The invention relates to improvements in apparatus for removing surplus from a stream of particles of natural, reconstituted and/or substitute tobacco, hereinafter referred to as tobacco. More particularly, the invention relates to apparatus for removing surplus from a stream which is being transported by a pneumatic conveyor, for example, from the distributor (also called hopper) to the wrapping mechanism of a tobacco rod making machine.
The distributor of a rod making machine (such as a cigarette rod maker) is constructed and assembled to deliver at least one continuous stream of tobacco particles to a pneumatic conveyor, such as a conveyor which includes an endless foraminous belt, means for driving the belt, and a suction chamber adjacent one side of an elongated reach or stretch of the belt so that the particles of tobacco forming a stream are attracted to the other side of the reach or stretch and are advanced to a mechanism wherein successive increments of the stream are confined in a continuous web of suitable wrapping material, such as cigarette paper. The stream which issues from the distributor contains a surplus of tobacco particles, and such surplus is removed by a trimming mechanism so that the remainder of the stream (called filler) constitutes a continuous rod which advances through the wrapping mechanism to emerge in the form of a cigarette rod ready to be subdivided into rod-shaped articles of unit length or multiple unit length. The stream is normally obtained by showering tobacco particles onto or against the other side of the aforementioned stretch or reach of the foraminous belt. Such stream contains a surplus of particles because this ensures that, after trimming, each unit length of the filler contains the same quantity or a desired quantity of tobacco particles. It is also known to densify longitudinally spaced apart portions of the stream so that the corresponding portions of the filler contain more tobacco than the portions between successive densified portions. Such procedure is adhered to if the maker is to turn out plain cigarettes, cigars or cigarillos with dense ends. If a rod-shaped article of the tobacco processing industry is provided with one or two dense ends, it is less likely to lose particles at the dense end or ends, e.g., during storage, during transport to a packing machine, during transport to a filter tipping machine or subsequent to opening of a packet containing a number of parallel smokers' products.
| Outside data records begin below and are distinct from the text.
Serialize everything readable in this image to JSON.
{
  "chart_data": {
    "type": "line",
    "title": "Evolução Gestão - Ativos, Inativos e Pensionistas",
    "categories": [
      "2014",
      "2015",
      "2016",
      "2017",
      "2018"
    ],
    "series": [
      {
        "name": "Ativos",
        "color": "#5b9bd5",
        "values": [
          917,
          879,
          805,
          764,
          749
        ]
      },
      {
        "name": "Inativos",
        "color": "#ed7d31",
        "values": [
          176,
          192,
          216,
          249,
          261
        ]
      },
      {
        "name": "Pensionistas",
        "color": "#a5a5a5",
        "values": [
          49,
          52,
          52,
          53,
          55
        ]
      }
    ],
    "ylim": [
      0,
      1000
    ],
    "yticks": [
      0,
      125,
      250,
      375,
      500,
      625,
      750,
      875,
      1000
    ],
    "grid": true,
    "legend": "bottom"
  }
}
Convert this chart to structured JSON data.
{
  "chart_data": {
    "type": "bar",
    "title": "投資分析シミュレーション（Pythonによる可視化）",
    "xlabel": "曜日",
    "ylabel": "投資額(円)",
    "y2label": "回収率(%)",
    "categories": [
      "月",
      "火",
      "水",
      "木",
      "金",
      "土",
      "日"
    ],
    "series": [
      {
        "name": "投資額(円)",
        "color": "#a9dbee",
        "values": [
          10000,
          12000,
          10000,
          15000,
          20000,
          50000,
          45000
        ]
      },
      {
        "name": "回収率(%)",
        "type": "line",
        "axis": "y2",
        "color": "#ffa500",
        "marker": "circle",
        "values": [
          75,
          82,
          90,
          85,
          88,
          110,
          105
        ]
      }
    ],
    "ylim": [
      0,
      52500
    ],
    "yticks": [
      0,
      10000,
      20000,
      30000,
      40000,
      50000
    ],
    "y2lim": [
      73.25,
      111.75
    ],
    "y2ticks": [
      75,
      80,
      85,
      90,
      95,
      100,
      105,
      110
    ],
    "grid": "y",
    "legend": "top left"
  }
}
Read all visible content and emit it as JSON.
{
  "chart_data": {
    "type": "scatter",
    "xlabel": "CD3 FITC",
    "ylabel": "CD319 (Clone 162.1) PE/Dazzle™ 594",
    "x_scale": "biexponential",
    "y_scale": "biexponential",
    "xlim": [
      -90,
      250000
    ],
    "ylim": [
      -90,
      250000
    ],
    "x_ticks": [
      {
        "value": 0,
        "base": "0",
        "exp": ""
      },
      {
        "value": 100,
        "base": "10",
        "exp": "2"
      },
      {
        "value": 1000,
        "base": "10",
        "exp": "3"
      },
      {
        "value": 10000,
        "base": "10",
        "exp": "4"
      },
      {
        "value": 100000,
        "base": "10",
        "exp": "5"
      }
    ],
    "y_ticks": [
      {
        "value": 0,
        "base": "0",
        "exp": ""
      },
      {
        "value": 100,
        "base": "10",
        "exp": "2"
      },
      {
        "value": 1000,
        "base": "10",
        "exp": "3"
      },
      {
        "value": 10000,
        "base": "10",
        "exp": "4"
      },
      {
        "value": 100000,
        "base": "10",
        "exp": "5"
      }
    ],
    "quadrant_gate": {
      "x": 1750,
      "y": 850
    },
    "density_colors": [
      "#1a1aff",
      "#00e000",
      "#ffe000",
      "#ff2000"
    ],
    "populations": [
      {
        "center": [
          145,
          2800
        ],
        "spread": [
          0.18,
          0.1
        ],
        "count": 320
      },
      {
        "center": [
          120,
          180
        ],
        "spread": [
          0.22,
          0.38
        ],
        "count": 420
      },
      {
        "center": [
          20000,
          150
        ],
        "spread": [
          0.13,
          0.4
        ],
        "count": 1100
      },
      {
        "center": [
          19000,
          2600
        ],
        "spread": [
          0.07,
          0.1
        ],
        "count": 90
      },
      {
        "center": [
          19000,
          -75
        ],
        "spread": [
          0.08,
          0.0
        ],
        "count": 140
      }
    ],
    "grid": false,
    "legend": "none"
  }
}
Heretofore known trimming or equalizing mechanisms which are used to separate the surplus from the remainder of a tobacco stream upstream of the wrapping station normally comprise a pair of discs which clamp successive increments of the stream between the surplus and the major portion of the respective increment of the stream, and a surplus removing tool, such as a paddle wheel, which brushes or sweeps the surplus at those sides of the discs which face away from the major portion of the stream. Reference may be had, for example, to U.S. Pat. No. 4,210,159.
It is also known to remove the surplus by resorting to a milling tool which is oriented in such a way that it acts not unlike a paddle wheel, i.e., the tool sweeps the surplus away from the remainder of the stream. Such milling tool is disclosed in the published German patent application No. 29 49 494.
A drawback of the trimming mechanisms which employ a paddle wheel or a milling tool is that the rapidly orbiting paddles or cutting edges not only remove the surplus from the remaining (equalized) portion of the stream but also subject the removed surplus to an undesirable comminuting action. The orbiting paddles of a wheel or the orbiting cutting edges of a milling tool actually tear the surplus off the major portion of the moving stream and propel the thus separated and comminuted particles away from the clamping discs. This reduces the quality of the removed surplus as well as of the rod-shaped articles because the removed surplus is reintroduced into the distributor and is admixed to tobacco which is showered onto or against the aforementioned foraminous belt. Moreover, heretofore known trimming mechanisms cannot ensure that all or practically all particles of the removed surplus can be gathered for predictable reintroduction into the distributor of a tobacco rod making machine, such as a cigarette maker.